Par Rédaction | Sport
Les Rockets attirent l’attention cette saison, notamment avec la présence de Kevin Durant, mais leur irrégularité commence à interroger. Derrière les attentes élevées, certains observateurs remettent en question leur véritable statut dans la hiérarchie NBA.
Sur le papier, Houston présente pourtant un profil séduisant, avec une défense solide et une répartition équilibrée du scoring. Plusieurs joueurs contribuent régulièrement, ce qui donne l’image d’un collectif profond et capable de rivaliser avec les meilleures équipes.
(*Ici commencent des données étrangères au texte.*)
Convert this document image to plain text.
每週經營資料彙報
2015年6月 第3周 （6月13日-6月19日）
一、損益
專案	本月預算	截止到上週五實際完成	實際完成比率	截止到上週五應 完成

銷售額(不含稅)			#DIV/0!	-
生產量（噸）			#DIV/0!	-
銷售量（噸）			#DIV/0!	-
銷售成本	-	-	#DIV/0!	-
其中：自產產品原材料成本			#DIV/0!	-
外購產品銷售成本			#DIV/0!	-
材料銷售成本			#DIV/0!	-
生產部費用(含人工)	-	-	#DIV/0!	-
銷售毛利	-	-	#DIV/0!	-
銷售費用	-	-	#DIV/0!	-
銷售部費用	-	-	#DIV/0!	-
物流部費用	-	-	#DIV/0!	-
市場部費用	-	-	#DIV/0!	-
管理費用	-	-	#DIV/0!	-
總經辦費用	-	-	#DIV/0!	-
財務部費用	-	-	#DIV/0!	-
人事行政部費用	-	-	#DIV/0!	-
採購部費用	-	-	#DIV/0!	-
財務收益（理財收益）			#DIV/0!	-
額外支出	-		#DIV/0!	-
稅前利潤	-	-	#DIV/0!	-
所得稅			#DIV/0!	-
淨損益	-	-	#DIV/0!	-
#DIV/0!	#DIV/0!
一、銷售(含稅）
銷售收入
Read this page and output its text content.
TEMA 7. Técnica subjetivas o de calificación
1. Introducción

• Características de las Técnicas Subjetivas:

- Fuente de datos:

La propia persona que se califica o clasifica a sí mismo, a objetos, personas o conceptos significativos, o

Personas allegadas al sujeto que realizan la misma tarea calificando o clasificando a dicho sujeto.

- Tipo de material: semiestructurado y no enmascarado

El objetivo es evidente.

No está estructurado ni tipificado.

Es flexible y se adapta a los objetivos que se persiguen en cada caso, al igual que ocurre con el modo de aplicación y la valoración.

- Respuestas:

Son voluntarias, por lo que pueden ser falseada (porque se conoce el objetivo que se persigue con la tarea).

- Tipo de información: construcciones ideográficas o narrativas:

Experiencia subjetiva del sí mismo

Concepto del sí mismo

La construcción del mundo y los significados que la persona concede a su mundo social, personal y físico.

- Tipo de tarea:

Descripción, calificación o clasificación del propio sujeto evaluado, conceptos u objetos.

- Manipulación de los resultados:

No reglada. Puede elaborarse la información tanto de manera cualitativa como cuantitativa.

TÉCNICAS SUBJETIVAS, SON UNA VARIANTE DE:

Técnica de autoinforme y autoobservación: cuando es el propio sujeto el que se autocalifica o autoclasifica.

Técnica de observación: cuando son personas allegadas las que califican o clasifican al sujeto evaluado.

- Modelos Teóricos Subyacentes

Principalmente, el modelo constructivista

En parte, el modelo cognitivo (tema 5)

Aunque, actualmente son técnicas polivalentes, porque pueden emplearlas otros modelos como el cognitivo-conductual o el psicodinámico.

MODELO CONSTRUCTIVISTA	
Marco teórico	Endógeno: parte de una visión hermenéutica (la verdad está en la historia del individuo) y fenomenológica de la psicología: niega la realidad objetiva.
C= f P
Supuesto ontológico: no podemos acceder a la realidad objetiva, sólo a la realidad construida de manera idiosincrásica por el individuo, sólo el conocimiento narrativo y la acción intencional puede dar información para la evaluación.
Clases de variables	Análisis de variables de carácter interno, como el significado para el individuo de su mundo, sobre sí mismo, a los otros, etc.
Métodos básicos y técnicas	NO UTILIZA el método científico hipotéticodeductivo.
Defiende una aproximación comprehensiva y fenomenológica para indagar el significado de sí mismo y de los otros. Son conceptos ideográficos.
Mais cette impression globale masque des lacunes visibles, notamment dans la gestion des fins de match.
Car dès que la pression monte, le groupe montre encore des signes de fragilité. Le jeu devient plus prévisible, souvent centré autour de Kevin Durant, tandis que les jeunes talents peinent à prendre le relais avec constance. Cette dépendance limite les options offensives et expose un manque de maturité dans les moments décisifs.
Des attentes jugées excessives
Brandon Jennings n’a d’ailleurs pas hésité à critiquer ouvertement cette équipe, estimant que sa réputation dépasse largement son niveau actuel. Un gros tacle pour la franchise texane. « Franchement, quand je regarde leur jeu aujourd’hui, je les trouve surcotés », a-t-il lancé, pointant un écart entre l’image renvoyée et la réalité du terrain.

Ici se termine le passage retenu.